Last winter I discovered that the public lands (National Forests, Park, Monuments, etc) along the border are used as major highways by immigrants and drug runners. I learned the hard way, when I was looking for a camping spot in a remote area of the Chiricahua Mountains in SE Arizona. Later, while researching the problem online, I learned that our public lands (which make up 40% of the border) are literally overrun. No one denies that “U.S. border policy for decades has pushed people seeking to cross the border onto more remote, dangerous areas, which includes areas of desert that are managed by the National Park Service and other agencies (ABC News).”
Now, I am not a supporter of sending U.S. Military to help Border Patrol, but I do support getting illegals off our public lands. So, I was happy when I read an ABC News article this morning that tells about new success in this area. It may be the only Trump policy that I agree with but that doesn’t matter. What matters is that people are apprehended. From the ABC article:
Immigration arrests at U.S. national parks and other federal lands spiked dramatically this year under President Donald Trump, with some 4,010 immigration-related arrests alone since May compared to only 126 arrests in 2016, according to the Interior Department.
The figures represent a dramatic escalation in the immigration enforcement role played by the Interior Department, a federal agency better known for protecting the nation’s historic monuments and wildlife refuges.
“The fact that we were able to increase arrests by almost 4,000 percent is undeniable proof that there’s a big problem,” said Interior Secretary Ryan Zinke in a statement touting the new arrest figures. “Under the previous administration, Interior’s borderlands were basically an open door for illegal activity; and, what few law enforcement officers were down there were left unprotected and without the resources and backup needed to keep communities and themselves safe.
More than 40 percent of the land along the U.S.-Mexico border is federal land controlled by the Interior Department and U.S. Forest Service. In order to protect that land, the Interior Department employs more than 4,000 law enforcement agents – the third largest presence in the federal government.
That number includes National Park rangers and U.S. Park Police, but also federal agents from the Bureau of Land Management, Fish and Wildlife Service, and Bureau of Indian Affairs.”

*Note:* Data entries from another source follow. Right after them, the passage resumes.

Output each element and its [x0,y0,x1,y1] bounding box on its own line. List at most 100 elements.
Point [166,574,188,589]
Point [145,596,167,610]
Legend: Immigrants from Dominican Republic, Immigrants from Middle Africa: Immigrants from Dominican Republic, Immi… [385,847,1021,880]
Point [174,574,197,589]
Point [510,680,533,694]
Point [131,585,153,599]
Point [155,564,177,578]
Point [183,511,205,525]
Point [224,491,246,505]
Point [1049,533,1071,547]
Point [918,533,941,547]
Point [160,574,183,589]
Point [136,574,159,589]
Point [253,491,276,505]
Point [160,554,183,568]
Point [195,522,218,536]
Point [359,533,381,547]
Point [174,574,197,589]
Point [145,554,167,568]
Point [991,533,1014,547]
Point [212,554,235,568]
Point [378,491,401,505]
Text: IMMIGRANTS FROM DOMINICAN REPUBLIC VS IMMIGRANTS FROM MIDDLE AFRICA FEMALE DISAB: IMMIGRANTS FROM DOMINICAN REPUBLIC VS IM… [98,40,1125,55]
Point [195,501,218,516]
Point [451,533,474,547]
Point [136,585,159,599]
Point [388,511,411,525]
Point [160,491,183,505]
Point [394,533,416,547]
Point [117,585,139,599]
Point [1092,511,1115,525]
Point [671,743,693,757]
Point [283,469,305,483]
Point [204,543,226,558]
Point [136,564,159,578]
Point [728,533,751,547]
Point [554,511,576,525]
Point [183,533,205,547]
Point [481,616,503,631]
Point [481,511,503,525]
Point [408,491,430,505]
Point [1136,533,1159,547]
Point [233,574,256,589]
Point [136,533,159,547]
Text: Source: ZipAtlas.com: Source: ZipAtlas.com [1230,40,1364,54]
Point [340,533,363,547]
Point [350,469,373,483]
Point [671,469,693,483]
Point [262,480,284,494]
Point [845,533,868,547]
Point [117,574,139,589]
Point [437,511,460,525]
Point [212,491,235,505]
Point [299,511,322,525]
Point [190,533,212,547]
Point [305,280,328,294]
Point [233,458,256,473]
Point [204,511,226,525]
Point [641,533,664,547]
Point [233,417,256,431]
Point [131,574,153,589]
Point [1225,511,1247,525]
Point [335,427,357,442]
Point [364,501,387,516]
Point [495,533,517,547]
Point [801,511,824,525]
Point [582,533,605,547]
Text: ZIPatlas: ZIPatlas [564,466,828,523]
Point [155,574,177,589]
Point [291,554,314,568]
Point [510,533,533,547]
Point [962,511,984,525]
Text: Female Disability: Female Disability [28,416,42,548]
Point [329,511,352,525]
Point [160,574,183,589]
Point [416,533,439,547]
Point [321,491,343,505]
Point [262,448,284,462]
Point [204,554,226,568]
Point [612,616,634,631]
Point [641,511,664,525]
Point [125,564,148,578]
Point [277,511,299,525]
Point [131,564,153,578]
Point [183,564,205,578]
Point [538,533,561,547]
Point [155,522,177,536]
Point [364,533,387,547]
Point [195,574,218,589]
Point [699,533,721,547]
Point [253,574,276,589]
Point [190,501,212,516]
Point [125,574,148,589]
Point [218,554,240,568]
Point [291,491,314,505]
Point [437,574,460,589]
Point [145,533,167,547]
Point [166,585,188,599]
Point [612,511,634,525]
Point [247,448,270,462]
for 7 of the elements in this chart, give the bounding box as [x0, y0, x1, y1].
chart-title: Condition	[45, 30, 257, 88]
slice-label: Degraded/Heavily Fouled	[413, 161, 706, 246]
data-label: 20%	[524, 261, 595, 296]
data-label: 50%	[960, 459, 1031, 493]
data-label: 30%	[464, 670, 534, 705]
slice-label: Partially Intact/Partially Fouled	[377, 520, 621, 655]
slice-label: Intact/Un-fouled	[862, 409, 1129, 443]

It is about time we started making our public lands safe for recreation again. Last April I spent time in Organ Pipe National Monument and in Ajo, AZ and the place is just overrun with both drug traffickers and Border Patrol vehicles. One morning driving north from the National Monument, I counted over 10 BP vehicles dashing off somewhere.
Now, we have some progress!
As for the other drama at the border, if the troops are so important in turning back the migrant caravan, why are they at Camp Donna in Texas when the migrants are near Tijuana?